Of course, let’s be honest—all of these companies would love to train on your data. More data means better models, faster iteration, and potentially defensible improvements. But that’s not where the market is heading. Enterprise buyers, developers, and even individual users are demanding control, transparency, and the ability to opt out. And that’s exactly why OpenAI, Anthropic, and Google have made non-training an option (or at least for paying users). Control is quickly becoming table stakes.
🤔 So What Should You Actually Worry About?
If you’re in legal, compliance, or security, it’s right to be cautious about where your data lives and who can access it. But the fear shouldn’t be “Is this AI training on my data?”—the better questions are:
- Who has access to this data?
- What is their retention policy?
- What agreements are in place?
- Can I see what’s stored and delete it?
And let’s be honest: if you’re fine giving Superhuman access to your inbox, or letting Asana store your company’s roadmap, or uploading sensitive docs into Airtable—but you panic at the idea of asking ChatGPT a question with sensitive context—you’re probably reacting to fear, not risk.
Companies like OpenAI and Anthropic are huge, well-capitalized, and security-obsessed. Their reputations—and entire business models—depend on keeping your data safe. In many cases, they’re more secure than the average productivity tool.
One real risk? ChatGPT Wrappers. There are tons of third-party tools built on top of ChatGPT that offer convenience or verticalized features—but often with weak terms of service and murky data practices. Prompt and chat history data is incredibly valuable, especially to SEO optimizers, marketing toolkits, and AI content generators. If you’re using one of these wrappers, you may be handing over your queries to someone who’s reselling or repurposing them. That’s the kind of leakage that should keep legal teams up at night—not whether OpenAI is training on your deck.
✅ The Bottom Line
- Inference is not training.
- Memory is not training.
- Training is a separate, deliberate process that can be turned off.
ChatGPT’s new memory feature makes the product more personal—but it doesn’t make the model smarter in a global sense.
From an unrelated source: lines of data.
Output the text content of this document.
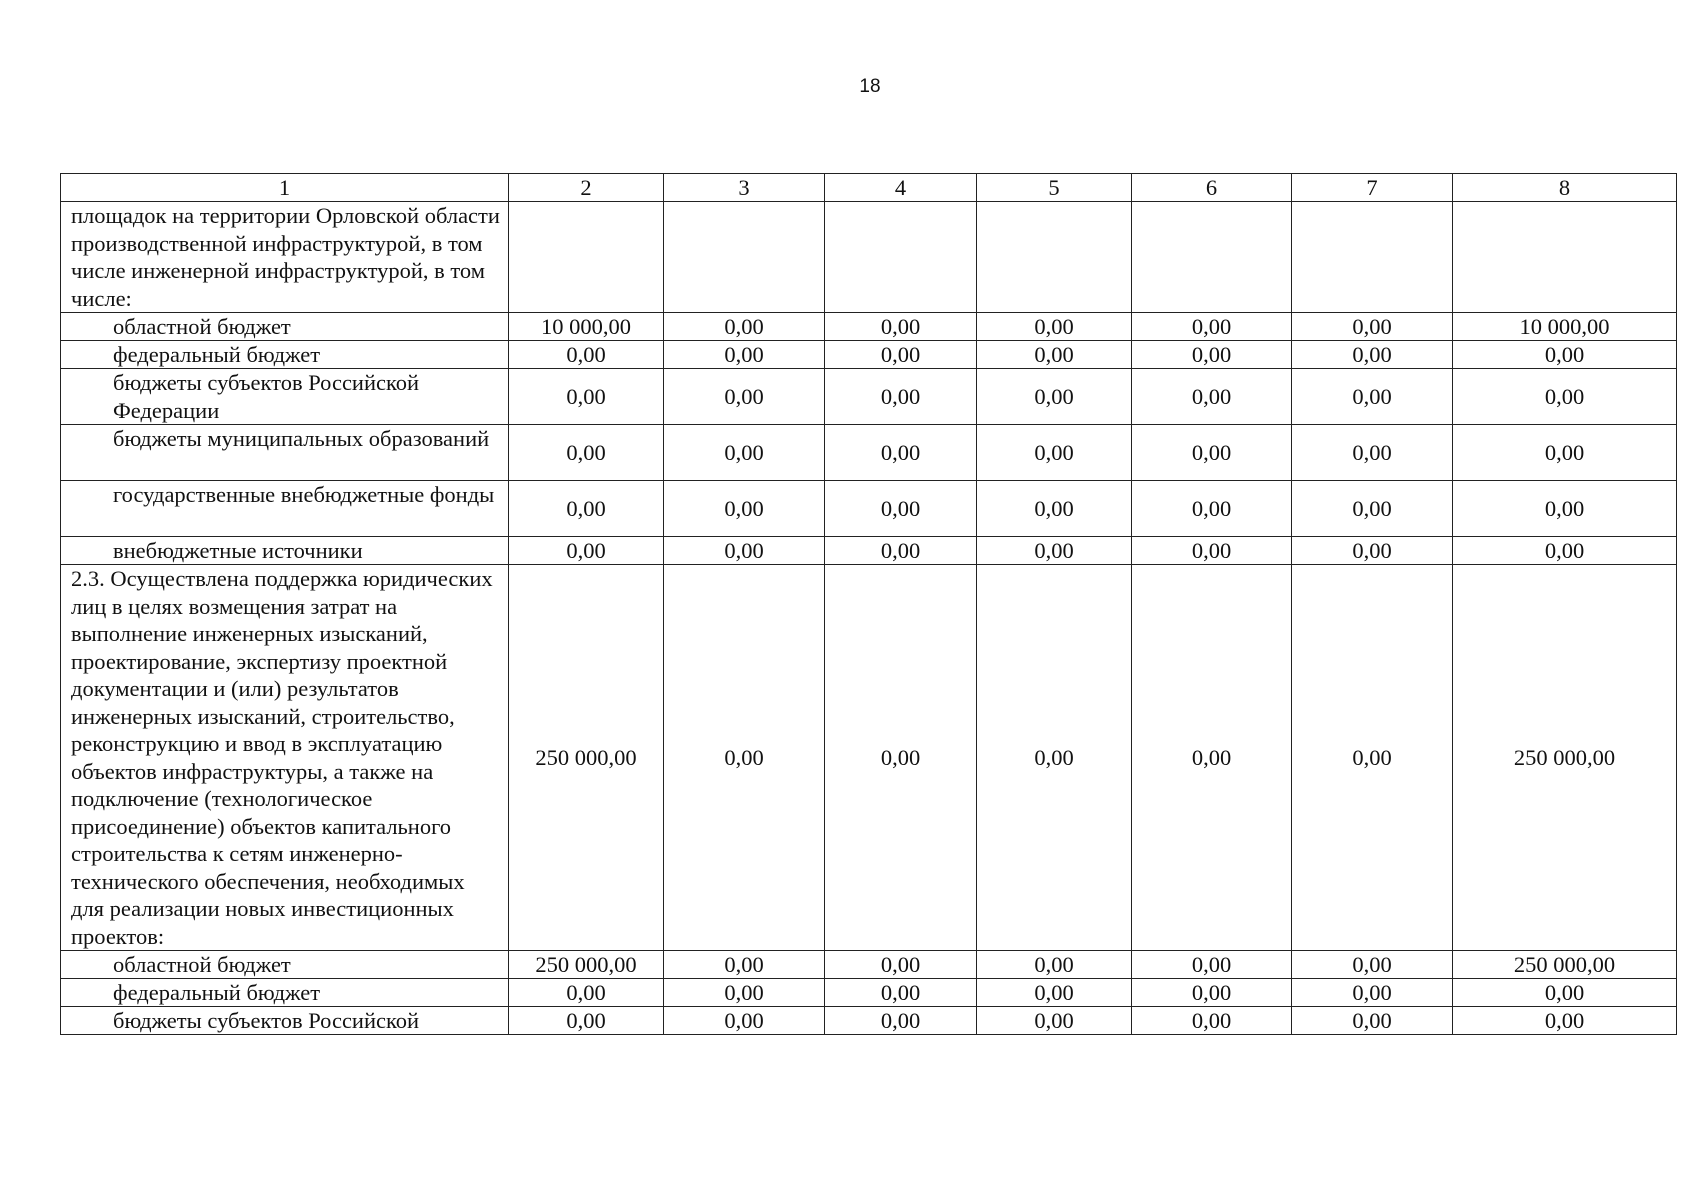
18
1	2	3	4	5	6	7	8
площадок на территории Орловской области производственной инфраструктурой, в том числе инженерной инфраструктурой, в том числе:							
областной бюджет	10 000,00	0,00	0,00	0,00	0,00	0,00	10 000,00
федеральный бюджет	0,00	0,00	0,00	0,00	0,00	0,00	0,00
бюджеты субъектов Российской Федерации	0,00	0,00	0,00	0,00	0,00	0,00	0,00
бюджеты муниципальных образований	0,00	0,00	0,00	0,00	0,00	0,00	0,00
государственные внебюджетные фонды	0,00	0,00	0,00	0,00	0,00	0,00	0,00
внебюджетные источники	0,00	0,00	0,00	0,00	0,00	0,00	0,00
2.3. Осуществлена поддержка юридических лиц в целях возмещения затрат на выполнение инженерных изысканий, проектирование, экспертизу проектной документации и (или) результатов инженерных изысканий, строительство, реконструкцию и ввод в эксплуатацию объектов инфраструктуры, а также на подключение (технологическое присоединение) объектов капитального строительства к сетям инженерно-технического обеспечения, необходимых для реализации новых инвестиционных проектов:	250 000,00	0,00	0,00	0,00	0,00	0,00	250 000,00
областной бюджет	250 000,00	0,00	0,00	0,00	0,00	0,00	250 000,00
федеральный бюджет	0,00	0,00	0,00	0,00	0,00	0,00	0,00
бюджеты субъектов Российской	0,00	0,00	0,00	0,00	0,00	0,00	0,00
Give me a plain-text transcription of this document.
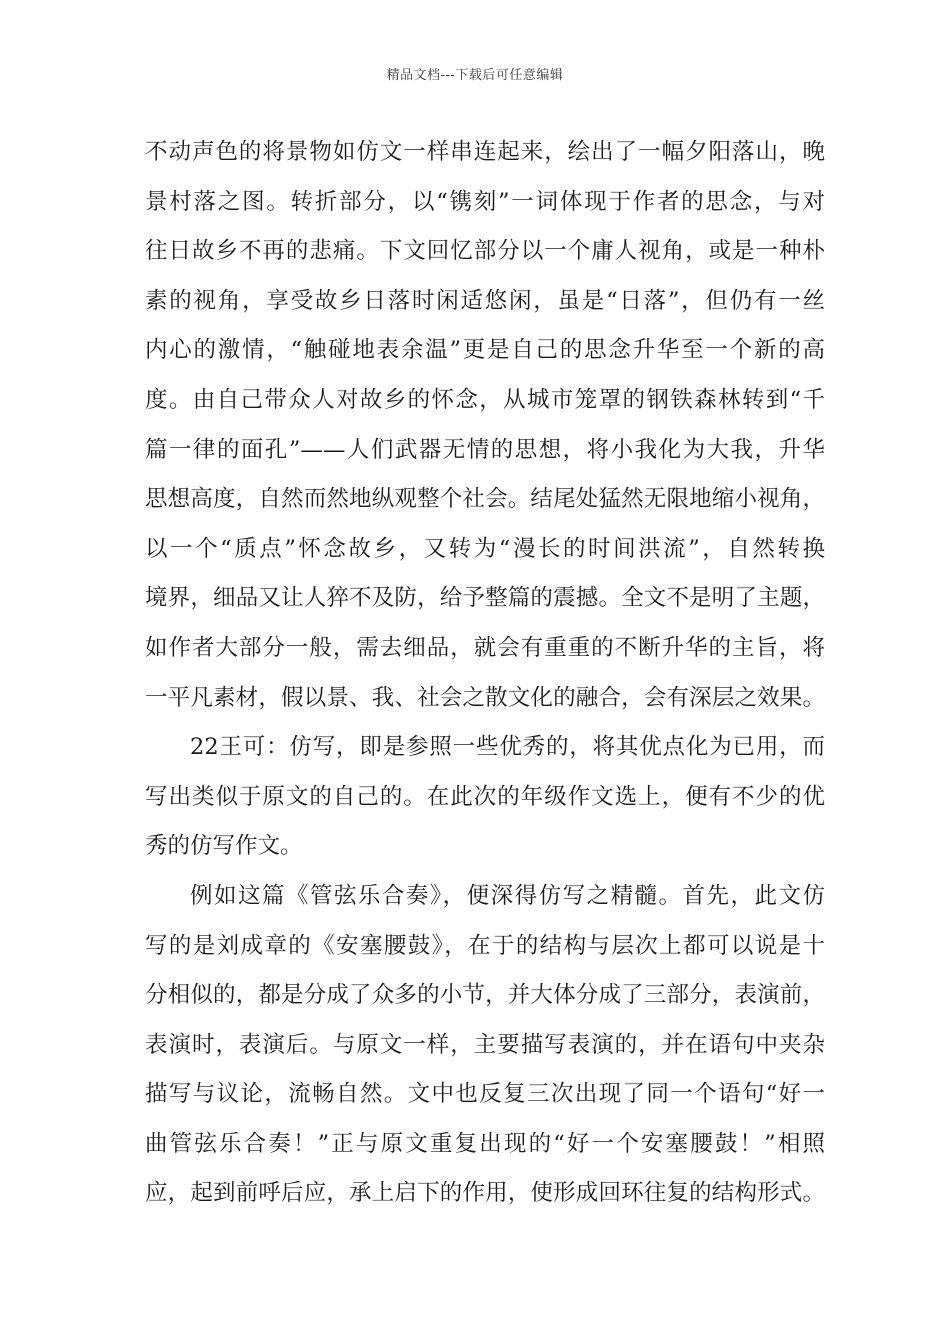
精品文档---下载后可任意编辑
不动声色的将景物如仿文一样串连起来，绘出了一幅夕阳落山，晚
景村落之图。转折部分，以“镌刻”一词体现于作者的思念，与对
往日故乡不再的悲痛。下文回忆部分以一个庸人视角，或是一种朴
素的视角，享受故乡日落时闲适悠闲，虽是“日落”，但仍有一丝
内心的激情，“触碰地表余温”更是自己的思念升华至一个新的高
度。由自己带众人对故乡的怀念，从城市笼罩的钢铁森林转到“千
篇一律的面孔”——人们武器无情的思想，将小我化为大我，升华
思想高度，自然而然地纵观整个社会。结尾处猛然无限地缩小视角，
以一个“质点”怀念故乡，又转为“漫长的时间洪流”，自然转换
境界，细品又让人猝不及防，给予整篇的震撼。全文不是明了主题，
如作者大部分一般，需去细品，就会有重重的不断升华的主旨，将
一平凡素材，假以景、我、社会之散文化的融合，会有深层之效果。
22王可：仿写，即是参照一些优秀的，将其优点化为已用，而
写出类似于原文的自己的。在此次的年级作文选上，便有不少的优
秀的仿写作文。
例如这篇《管弦乐合奏》，便深得仿写之精髓。首先，此文仿
写的是刘成章的《安塞腰鼓》，在于的结构与层次上都可以说是十
分相似的，都是分成了众多的小节，并大体分成了三部分，表演前，
表演时，表演后。与原文一样，主要描写表演的，并在语句中夹杂
描写与议论，流畅自然。文中也反复三次出现了同一个语句“好一
曲管弦乐合奏！”正与原文重复出现的“好一个安塞腰鼓！”相照
应，起到前呼后应，承上启下的作用，使形成回环往复的结构形式。
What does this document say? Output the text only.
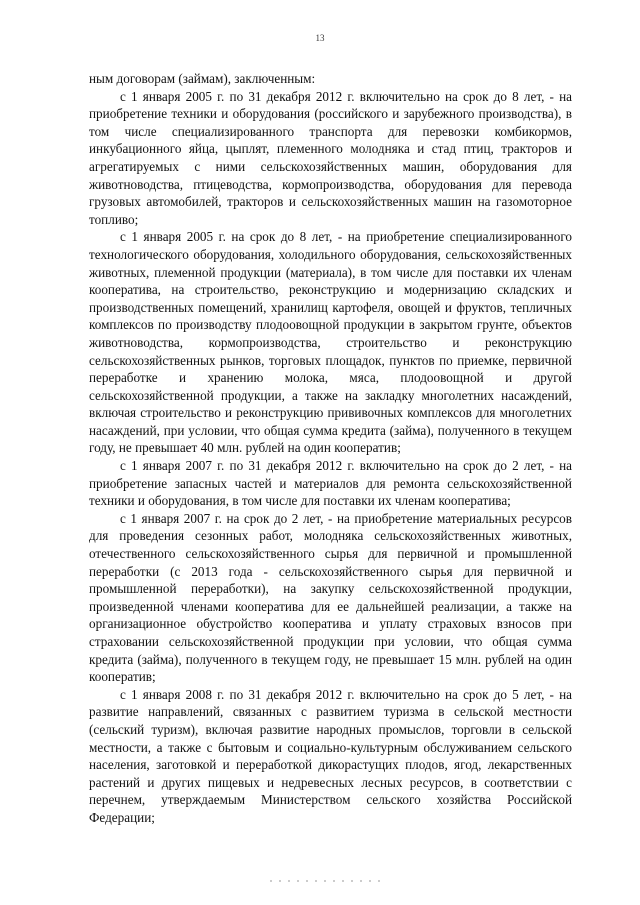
13

ным договорам (займам), заключенным:

с 1 января 2005 г. по 31 декабря 2012 г. включительно на срок до 8 лет, - на приобретение техники и оборудования (российского и зарубежного производства), в том числе специализированного транспорта для перевозки комбикормов, инкубационного яйца, цыплят, племенного молодняка и стад птиц, тракторов и агрегатируемых с ними сельскохозяйственных машин, оборудования для животноводства, птицеводства, кормопроизводства, оборудования для перевода грузовых автомобилей, тракторов и сельскохозяйственных машин на газомоторное топливо;

с 1 января 2005 г. на срок до 8 лет, - на приобретение специализированного технологического оборудования, холодильного оборудования, сельскохозяйственных животных, племенной продукции (материала), в том числе для поставки их членам кооператива, на строительство, реконструкцию и модернизацию складских и производственных помещений, хранилищ картофеля, овощей и фруктов, тепличных комплексов по производству плодоовощной продукции в закрытом грунте, объектов животноводства, кормопроизводства, строительство и реконструкцию сельскохозяйственных рынков, торговых площадок, пунктов по приемке, первичной переработке и хранению молока, мяса, плодоовощной и другой сельскохозяйственной продукции, а также на закладку многолетних насаждений, включая строительство и реконструкцию прививочных комплексов для многолетних насаждений, при условии, что общая сумма кредита (займа), полученного в текущем году, не превышает 40 млн. рублей на один кооператив;

с 1 января 2007 г. по 31 декабря 2012 г. включительно на срок до 2 лет, - на приобретение запасных частей и материалов для ремонта сельскохозяйственной техники и оборудования, в том числе для поставки их членам кооператива;

с 1 января 2007 г. на срок до 2 лет, - на приобретение материальных ресурсов для проведения сезонных работ, молодняка сельскохозяйственных животных, отечественного сельскохозяйственного сырья для первичной и промышленной переработки (с 2013 года - сельскохозяйственного сырья для первичной и промышленной переработки), на закупку сельскохозяйственной продукции, произведенной членами кооператива для ее дальнейшей реализации, а также на организационное обустройство кооператива и уплату страховых взносов при страховании сельскохозяйственной продукции при условии, что общая сумма кредита (займа), полученного в текущем году, не превышает 15 млн. рублей на один кооператив;

с 1 января 2008 г. по 31 декабря 2012 г. включительно на срок до 5 лет, - на развитие направлений, связанных с развитием туризма в сельской местности (сельский туризм), включая развитие народных промыслов, торговли в сельской местности, а также с бытовым и социально-культурным обслуживанием сельского населения, заготовкой и переработкой дикорастущих плодов, ягод, лекарственных растений и других пищевых и недревесных лесных ресурсов, в соответствии с перечнем, утверждаемым Министерством сельского хозяйства Российской Федерации;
Shopify CEO Tobi Lütke recently sent a company-wide memo declaring that “reflexive AI usage is now a baseline expectation.” He made it clear: every team, including the executive team, is expected to use AI not just as a tool, but as a default mode of working. His point isn’t that AI is trendy—it’s that it’s now table stakes. If you’re not using it, you’re already falling behind. I tend to agree. This isn’t about hype. It’s about not being the last one clinging to a calculator while everyone else is using Excel.
If we want to use AI responsibly, we have to start by understanding what it’s actually doing—and what it’s not.